The snow line also remains above Nangpa La (5800 m) on January 17, 100 m higher than on October 13 when the snow line was at 5700 m, see below. Bolch et al (2011) indicated thinning on Khumbu Glacier was greatest in the clean ice zone, above the debris cover and below the snow line. This is both because of the higher albedo increasing the amount of solar radiation absorbed versus snowcover and the lack of an insulating debris cover. The rising snow line elevation has in the short term expanded this zone and bare ice is more susceptible to melt in the dry, sunny conditions of winter as temperatures are near 0 C.
Mount Everest glaciers are summer accumulation type glaciers with ~75% of annual precipitation occurring during the summer monsoon, which is also the period of maximum melt lower on the glaciers (Wagnon et al 2013; Perry et al 2020). The freezing limit in summer separates the region where frozen precipitation or liquid precipitation predominates. Bocchiola et al (2020) report that on West Kangri Nup Glacier, tributary to Khumbu Glacier, in the 5400-5500 m range significant accumulation is no longer being retained through the summer monsoon, indicating the recent freezing limit. Perry et al (2020) identified a ~100 m rise in summer freezing level since 1980, to ~5400 m in the Mount Everest region, using ERA5 June, July, August, and September freezing-level heights. The rising freezing level is also evident in the ELA on Mera Glacier measured in October where Wagnon et al (2020) note that from 2008-2016 the ELA ranged from 5335-5680 m, and then rose to above 5700 m each year from 2017-2019.

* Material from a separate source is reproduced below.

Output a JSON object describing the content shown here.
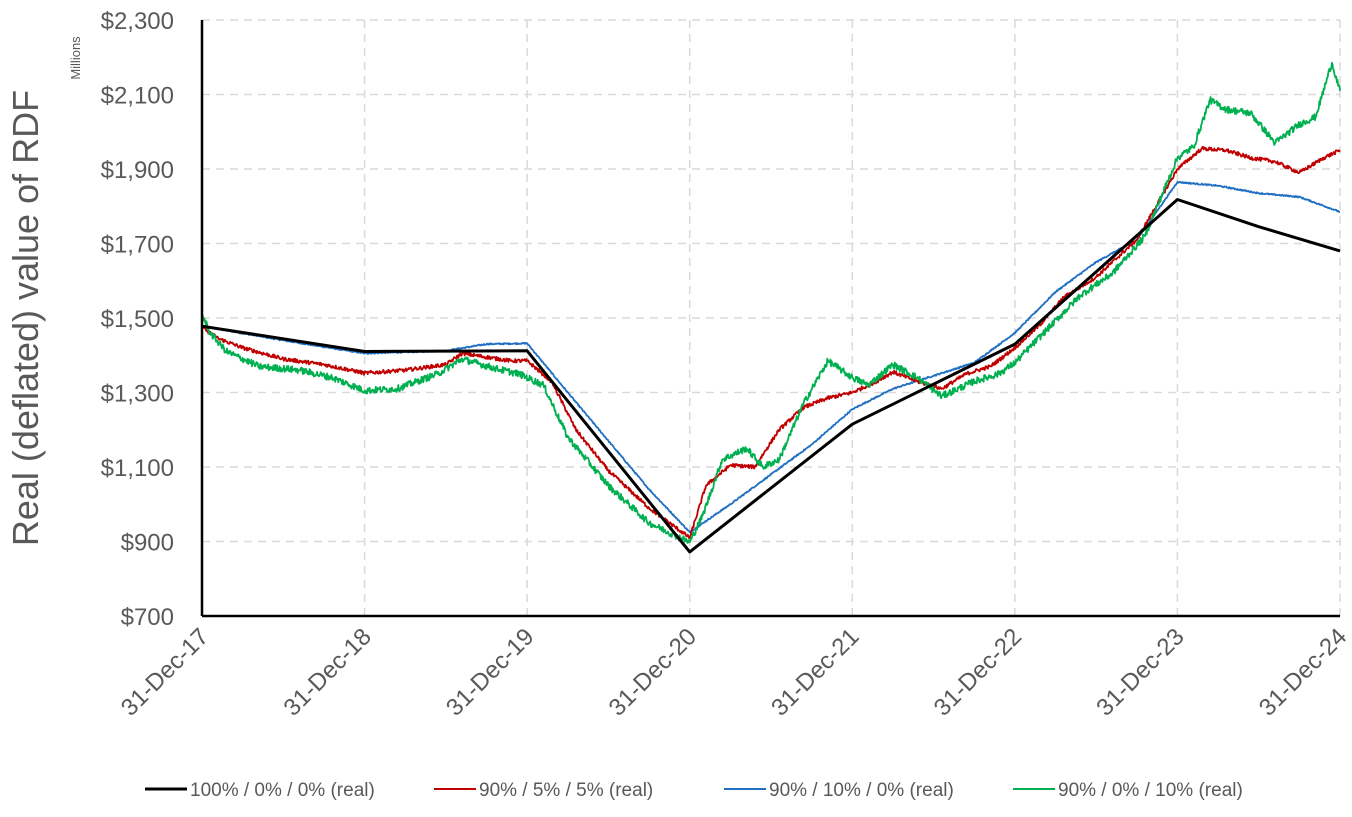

October has been considered the end of the melt season in the region with little precipitation in the post monsoon and early winter season (October-December), averaging just ~3% of the total annual precipitation (Perry et al 2020). Winters (December-February) have been characterized as cold and dry, though they do have the most variable precipitation (Wagnon et al 2020). Salerno et al (2015) noted that winter ablation was only significant near the terminus of glaciers on the southern flank of Mount Everest. Litt et al (2019) use a glacier mass balance ablation model that does not account for potential winter ablation over much of the glacier. Sherpa et al (2017) examining the mass balance of Changri Nup concluded that winter mass balance is close to zero at all elevations based on the 2010-2015 period. The assumption that the ablation season ends in October, appears appropriate prior to the last decade. It is acknowledged that sublimation did occur in winter, but that was secondary to winter accumulation. Wagnon et al (2013) noted that ablation was significant in the ablation zone during the four winters surveyed from 2009-2012 at 5505 m on Mera Glacier in the Dudh Koshi Basin that Mount Everest south side drains into. This indicates that at least in recent years we need to account for winter ablation on Himalayan glaciers and the new high elevation weather record from Mount Everest are key to this Matthews et al (2020).
Nanpa La (NPL) and Nup La (NL) in October 13, 2020 and January 17, 2021 Landsat imagery indicating the snow line rise that has persisted into mid- winter. Snow line indicated by yellow dots.
Daily Photograph from the Rolex National Geographic Perpetual Planet expedition Base Camp weather station on January 22, indicating the lack of snowcover on the bare rock surfaces in foreground.